Excellent post. I remember a fine little collection of essays when I was studying politics back in the 1970s, called "Why is Britain Becoming Harder to Govern?". The authors often homed in on the mind-boggling complexity of modern society, and also the need to keep all stakeholders happy - the growing sense of entitlement that is now pretty much endemic. In line with your post, I suggest that we, as a society, would no longer like the look of leadership even if it could be found. I suspect that in the past, good leaders were simply those who embodied or furthered the interests of a particular group in society, and got things done by riding roughshod over everyone else. We don't want that any more. We want Mummy. It's possible that Thatcher (who was a governess, rather than Mummy) was the last gasp of leadership in our country.

Sackerson said...

Related to the attempt to create a world-governing plutarchy with transnational lawyers. As this progressively fails, we shall have leaders again, good and bad.

Anonymous said...

I think we will end up following the Chinese model. Democracy is too tiresome a burden on a heavily populated planet, the populace has to be given clear direction and control. Democracy is an illusion, works so long as the unwashed don't have too much of a say.
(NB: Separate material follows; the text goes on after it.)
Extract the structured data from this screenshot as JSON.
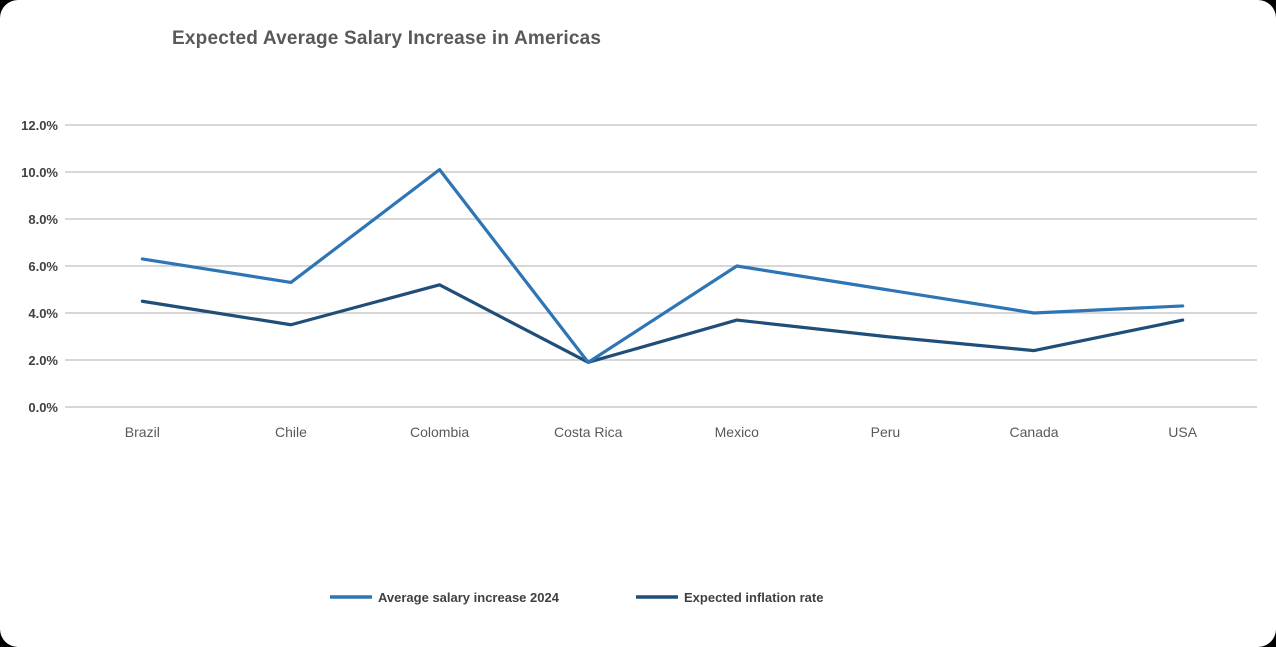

Social media and popularism gives them too much easily manipulated say. Strategy needs to be set and steered, some are not going to like it, elections and swinging from this policy to that seems a wasteful diversion. Tongue in cheek but not much.

A K Haart said...

Sam - yes I think Thatcher probably was the last gasp of leadership in our country. Something other than leadership will have to deal with the complexity or the complexity itself will have to be dealt with. Both sound like collapse but they may not be.

Sackers - I see the problem as complexity and our inability to steer it and that problem would probably defeat a world-governing plutarchy unless complexity itself is defeated.

Roger - yes and I think the EU already has it sights set on a Chinese model.